As part of enhancing the quality of our data, we have decided to allow the admin to upload space data in bulk using the provider portal. While uploading data to our inventory is a straightforward task, we would like to make sure that it's easier for both the admin and the providers to make complete sense of data provided in the sheet so as to ease up the process of making changes in the inventory data as and when necessary. As a result, there needs to be a way to easily identify spaces using the information provided.

# Decision

For certain providers, identification of spaces can be done by using an id (providerSpaceId), while for other providers it might not be present in the data sent by the providers to us. While the combination of buildingId and providerSpaceId is a good identifier for spaces, we also want to make sure that we are able to uniquely identify spaces that do not have a providerSpaceId. A possible solution to achieve this is to use a combination of attributes that uniquely identify a space. One such combination is - buildingId, capacity, price and availableFromDate.

Any space will have a unique buildingId, capacity and price. And while two similar spaces in a building might have the same capacity and price, it's quite rare that they will have the same availableFromDate. Hence this is a good candidate to serve as a unique identifier for a space.

We will use the providerSpaceId for spaces in which it is provided by the providers. For the remaining spaces, we will derive the id using a combination/hash of buildingId, capacity, price and availableFromDate.

# Consequences

By utilising the existing providerSpaceId as the unique identifier for spaces in Upmo, we are ensuring the sanctity of the id used by the providers to identify their spaces within a building. At the same time, we will be able to identify and update the existing spaces instead of creating new ones. In cases where we end up creating identifiers using the combination/hash of buildingId, capacity, price and availableFromDate, we are able to uniquely identify spaces. But in scenarios where there is a change in the price of an existing space, we will not be able to identify such a space in our system and will create a new space for the same. As a result, the url the user might have shortlisted for the earlier space will no longer exist.

This sparks a discussion about identifying spaces where there might be a marginal change in either the price or capacity. Although this can be achieved by maintaining a threshold change within which spaces can be identified, it might involve some level of complexity. By bypassing and delegating such matches for later, we are saving up on human and technical cost.
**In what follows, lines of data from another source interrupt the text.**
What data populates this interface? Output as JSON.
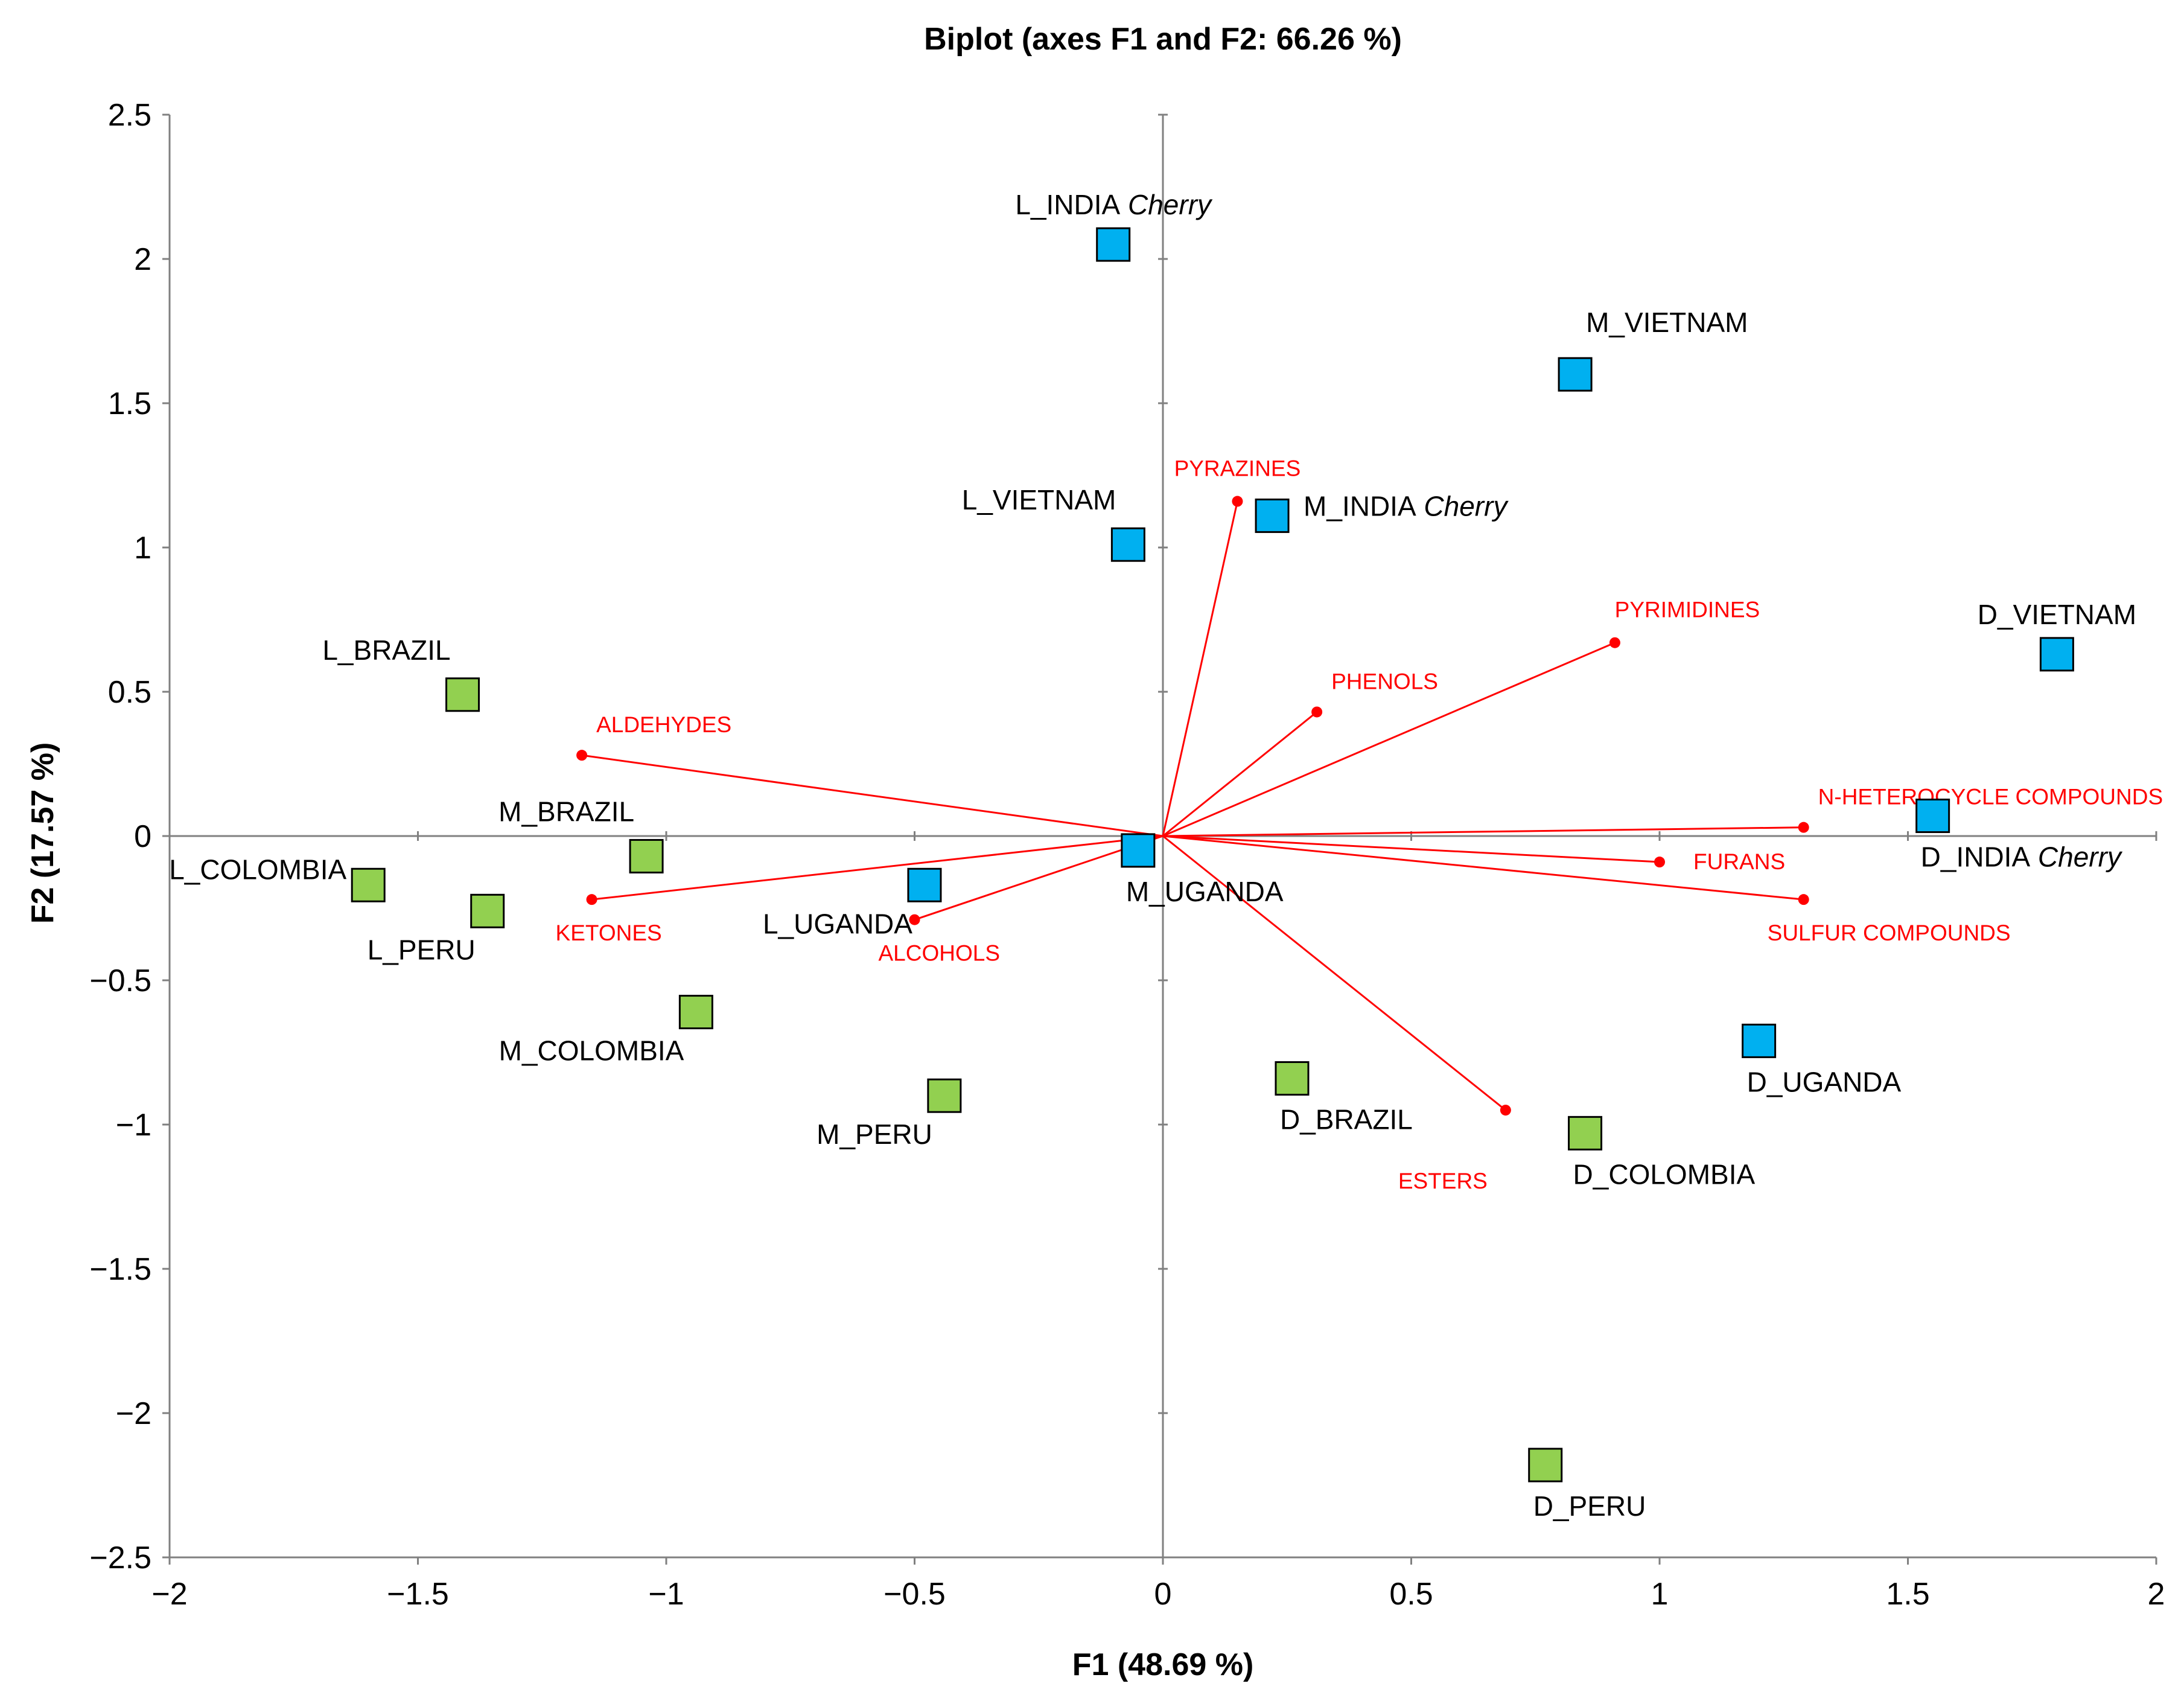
{
  "chart_data": {
    "type": "scatter",
    "title": "Biplot (axes F1 and F2: 66.26 %)",
    "xlabel": "F1 (48.69 %)",
    "ylabel": "F2 (17.57 %)",
    "xlim": [
      -2,
      2
    ],
    "ylim": [
      -2.5,
      2.5
    ],
    "x_ticks": [
      -2,
      -1.5,
      -1,
      -0.5,
      0,
      0.5,
      1,
      1.5,
      2
    ],
    "y_ticks": [
      2.5,
      2,
      1.5,
      1,
      0.5,
      0,
      -0.5,
      -1,
      -1.5,
      -2,
      -2.5
    ],
    "x_tick_labels": [
      "−2",
      "−1.5",
      "−1",
      "−0.5",
      "0",
      "0.5",
      "1",
      "1.5",
      "2"
    ],
    "y_tick_labels": [
      "2.5",
      "2",
      "1.5",
      "1",
      "0.5",
      "0",
      "−0.5",
      "−1",
      "−1.5",
      "−2",
      "−2.5"
    ],
    "grid": false,
    "colors": {
      "robusta": "#00b0f0",
      "arabica": "#92d050",
      "vector": "#ff0000",
      "axis": "#808080"
    },
    "observations": [
      {
        "label": "L_INDIA",
        "label_italic": "Cherry",
        "x": -0.1,
        "y": 2.05,
        "group": "robusta",
        "label_pos": "above"
      },
      {
        "label": "M_VIETNAM",
        "label_italic": "",
        "x": 0.83,
        "y": 1.6,
        "group": "robusta",
        "label_pos": "above-right"
      },
      {
        "label": "L_VIETNAM",
        "label_italic": "",
        "x": -0.07,
        "y": 1.01,
        "group": "robusta",
        "label_pos": "above-left"
      },
      {
        "label": "M_INDIA",
        "label_italic": "Cherry",
        "x": 0.22,
        "y": 1.11,
        "group": "robusta",
        "label_pos": "right"
      },
      {
        "label": "D_VIETNAM",
        "label_italic": "",
        "x": 1.8,
        "y": 0.63,
        "group": "robusta",
        "label_pos": "above"
      },
      {
        "label": "D_INDIA",
        "label_italic": "Cherry",
        "x": 1.55,
        "y": 0.07,
        "group": "robusta",
        "label_pos": "below-right"
      },
      {
        "label": "M_UGANDA",
        "label_italic": "",
        "x": -0.05,
        "y": -0.05,
        "group": "robusta",
        "label_pos": "below-right"
      },
      {
        "label": "L_UGANDA",
        "label_italic": "",
        "x": -0.48,
        "y": -0.17,
        "group": "robusta",
        "label_pos": "below-left"
      },
      {
        "label": "D_UGANDA",
        "label_italic": "",
        "x": 1.2,
        "y": -0.71,
        "group": "robusta",
        "label_pos": "below-right"
      },
      {
        "label": "L_BRAZIL",
        "label_italic": "",
        "x": -1.41,
        "y": 0.49,
        "group": "arabica",
        "label_pos": "above-left"
      },
      {
        "label": "M_BRAZIL",
        "label_italic": "",
        "x": -1.04,
        "y": -0.07,
        "group": "arabica",
        "label_pos": "above-left"
      },
      {
        "label": "L_COLOMBIA",
        "label_italic": "",
        "x": -1.6,
        "y": -0.17,
        "group": "arabica",
        "label_pos": "left"
      },
      {
        "label": "L_PERU",
        "label_italic": "",
        "x": -1.36,
        "y": -0.26,
        "group": "arabica",
        "label_pos": "below-left"
      },
      {
        "label": "M_COLOMBIA",
        "label_italic": "",
        "x": -0.94,
        "y": -0.61,
        "group": "arabica",
        "label_pos": "below-left"
      },
      {
        "label": "M_PERU",
        "label_italic": "",
        "x": -0.44,
        "y": -0.9,
        "group": "arabica",
        "label_pos": "below-left"
      },
      {
        "label": "D_BRAZIL",
        "label_italic": "",
        "x": 0.26,
        "y": -0.84,
        "group": "arabica",
        "label_pos": "below-right"
      },
      {
        "label": "D_COLOMBIA",
        "label_italic": "",
        "x": 0.85,
        "y": -1.03,
        "group": "arabica",
        "label_pos": "below-right"
      },
      {
        "label": "D_PERU",
        "label_italic": "",
        "x": 0.77,
        "y": -2.18,
        "group": "arabica",
        "label_pos": "below-right"
      }
    ],
    "variables": [
      {
        "label": "PYRAZINES",
        "x": 0.15,
        "y": 1.16,
        "label_pos": "above"
      },
      {
        "label": "PYRIMIDINES",
        "x": 0.91,
        "y": 0.67,
        "label_pos": "above"
      },
      {
        "label": "PHENOLS",
        "x": 0.31,
        "y": 0.43,
        "label_pos": "above-right"
      },
      {
        "label": "N-HETEROCYCLE COMPOUNDS",
        "x": 1.29,
        "y": 0.03,
        "label_pos": "above-right"
      },
      {
        "label": "FURANS",
        "x": 1.0,
        "y": -0.09,
        "label_pos": "right"
      },
      {
        "label": "SULFUR COMPOUNDS",
        "x": 1.29,
        "y": -0.22,
        "label_pos": "below-right"
      },
      {
        "label": "ESTERS",
        "x": 0.69,
        "y": -0.95,
        "label_pos": "below-left"
      },
      {
        "label": "ALDEHYDES",
        "x": -1.17,
        "y": 0.28,
        "label_pos": "above-right"
      },
      {
        "label": "KETONES",
        "x": -1.15,
        "y": -0.22,
        "label_pos": "below-right"
      },
      {
        "label": "ALCOHOLS",
        "x": -0.5,
        "y": -0.29,
        "label_pos": "below-right"
      }
    ]
  }
}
While this is not something that is ideal, it's quite rare that a provider makes changes to price or capacity. Moreover, instead of showing a 404 for that space, we will show a suggested list of spaces within the building the user might be interested in. Hence we are okay to live with this logic for now. However, utilising the id provided by the providers poses a risk to the integrity of data in our system in cases where providers aren't using their ids well.